A mensagem confronta a teologia que apresenta a vida cristã apenas como um caminho de prosperidade, direitos e ausência de problemas. O pastor alerta que Jesus não nos resgatou para uma vida de inércia ou para sermos servidos como “marajás” espirituais. No corpo de Cristo, cada membro tem uma função e a falta de compromisso e de frutos é um sinal perigoso de desvio espiritual. A pregação enfatiza que o crente que não produz fruto corre o risco da condenação, e critica líderes que “passam a mão na cabeça” do pecado para manter números e ofertas, em vez de convocar o povo ao verdadeiro trabalho e arrependimento.
O Ministério Sacerdotal e a Intercessão
O trabalho principal para o qual todo cristão foi chamado é o ministério sacerdotal (1 Pedro 2:9). Esse serviço não é opcional, mas uma prática prioritária de oração e intercessão em favor de familiares, vizinhos, autoridades e da igreja.
- Disciplina: O trabalho para Deus exige compromisso, horários e seriedade, tanto quanto um emprego secular.
- Foco: Interceder por aqueles que estão “enrolados” no pecado ou que ainda não conhecem a Cristo.
- Exemplo de Ezequias: Diferente de outros reis omissos, Ezequias assumiu o compromisso de restaurar o templo e a comunhão no primeiro dia de seu reinado. Sua oração intercessória foi tão poderosa que Deus perdoou e “sarou” o povo que não havia tido tempo de se purificar ritualmente para a Páscoa.

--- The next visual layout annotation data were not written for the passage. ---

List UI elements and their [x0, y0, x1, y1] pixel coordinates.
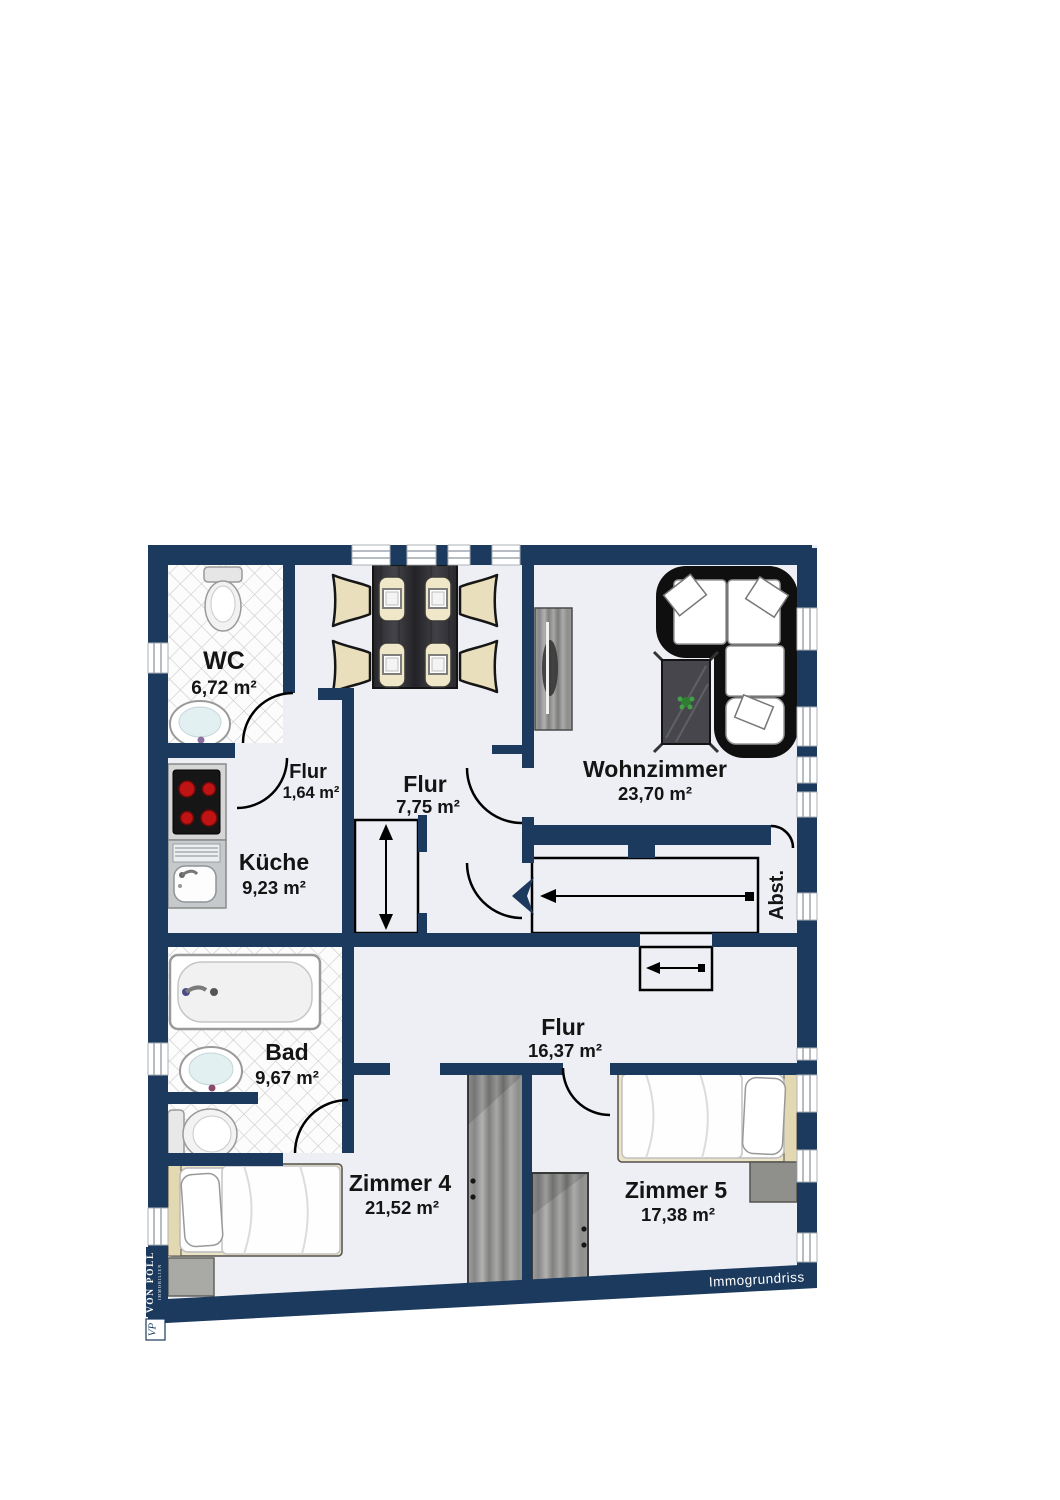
window-right-5 — [797, 1048, 817, 1060]
kitchen-stove — [168, 764, 226, 840]
floorplan-page: WC 6,72 m² Flur 1,64 m² Flur 7,75 m² Woh… — [0, 0, 1060, 1500]
stairs-lower-steps — [640, 947, 712, 990]
svg-text:Abst.: Abst. — [766, 870, 788, 920]
svg-text:1,64 m²: 1,64 m² — [283, 784, 340, 802]
svg-text:7,75 m²: 7,75 m² — [396, 796, 460, 817]
svg-text:Flur: Flur — [541, 1014, 584, 1040]
stairs-upper — [355, 820, 418, 933]
window-top-3 — [448, 545, 470, 565]
coffee-table — [654, 652, 718, 752]
wc-toilet — [204, 567, 242, 631]
kitchen-sink-unit — [168, 840, 226, 908]
window-left-wc — [148, 643, 168, 673]
window-right-7 — [797, 1150, 817, 1182]
window-right-3 — [797, 757, 817, 783]
svg-text:Wohnzimmer: Wohnzimmer — [583, 756, 727, 782]
zimmer5-nightstand — [750, 1162, 797, 1202]
room-label-zimmer4: Zimmer 4 21,52 m² — [349, 1170, 451, 1218]
svg-text:6,72 m²: 6,72 m² — [191, 678, 256, 699]
floorplan-svg: WC 6,72 m² Flur 1,64 m² Flur 7,75 m² Woh… — [0, 0, 1060, 1500]
room-label-abstellraum: Abst. — [766, 870, 788, 920]
window-right-1 — [797, 608, 817, 650]
svg-text:23,70 m²: 23,70 m² — [618, 783, 692, 804]
zimmer4-bed — [168, 1164, 342, 1256]
vonpoll-monogram: VP — [147, 1323, 159, 1337]
bad-sink — [180, 1047, 242, 1095]
window-left-bad — [148, 1043, 168, 1075]
svg-text:17,38 m²: 17,38 m² — [641, 1204, 715, 1225]
room-label-kueche: Küche 9,23 m² — [239, 849, 309, 898]
zimmer5-bed — [618, 1070, 797, 1162]
window-right-6 — [797, 1075, 817, 1112]
svg-text:Bad: Bad — [265, 1039, 308, 1065]
svg-text:9,67 m²: 9,67 m² — [255, 1067, 319, 1088]
window-right-2 — [797, 707, 817, 746]
vonpoll-logo: VON POLL IMMOBILIEN VP — [146, 1247, 165, 1340]
tv-sideboard — [535, 608, 572, 730]
window-top-1 — [352, 545, 390, 565]
window-top-2 — [407, 545, 436, 565]
bad-toilet — [168, 1109, 237, 1159]
vonpoll-logo-sub: IMMOBILIEN — [157, 1264, 162, 1301]
svg-text:Flur: Flur — [289, 761, 327, 783]
svg-text:Zimmer 5: Zimmer 5 — [625, 1177, 727, 1203]
svg-text:9,23 m²: 9,23 m² — [242, 877, 306, 898]
zimmer4-wardrobe — [468, 1073, 525, 1297]
svg-text:21,52 m²: 21,52 m² — [365, 1197, 439, 1218]
wc-sink — [170, 701, 230, 747]
window-right-abst — [797, 893, 817, 920]
svg-text:Küche: Küche — [239, 849, 309, 875]
vonpoll-logo-name: VON POLL — [146, 1251, 156, 1313]
room-label-zimmer5: Zimmer 5 17,38 m² — [625, 1177, 727, 1225]
svg-text:WC: WC — [203, 647, 245, 675]
window-left-zimmer4 — [148, 1208, 168, 1245]
zimmer5-wardrobe — [532, 1173, 588, 1293]
svg-text:Flur: Flur — [403, 771, 446, 797]
zimmer4-nightstand — [168, 1258, 214, 1296]
window-right-8 — [797, 1233, 817, 1262]
window-top-4 — [492, 545, 520, 565]
stairs-main-run — [532, 858, 758, 933]
svg-text:Zimmer 4: Zimmer 4 — [349, 1170, 451, 1196]
window-right-4 — [797, 792, 817, 817]
svg-text:16,37 m²: 16,37 m² — [528, 1040, 602, 1061]
bathtub — [170, 955, 320, 1029]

A Alegria do Perdão e o Peso do Pecado
O texto destaca que o ambiente de uma igreja reflete o estado espiritual de seus membros. Quando há pecado oculto ou acobertado pela liderança para evitar esvaziar os bancos, o ambiente é de tristeza e silêncio. No entanto, quando há confissão, intercessão e o perdão de Deus é derramado, surge uma explosão de alegria, celebração e comunhão genuína. O verdadeiro sacerdote não briga com o pecador, mas clama por ele, seguindo o exemplo de Jesus, o Grande Sumo Sacerdote, que nos purifica para sermos um povo zeloso de boas obras.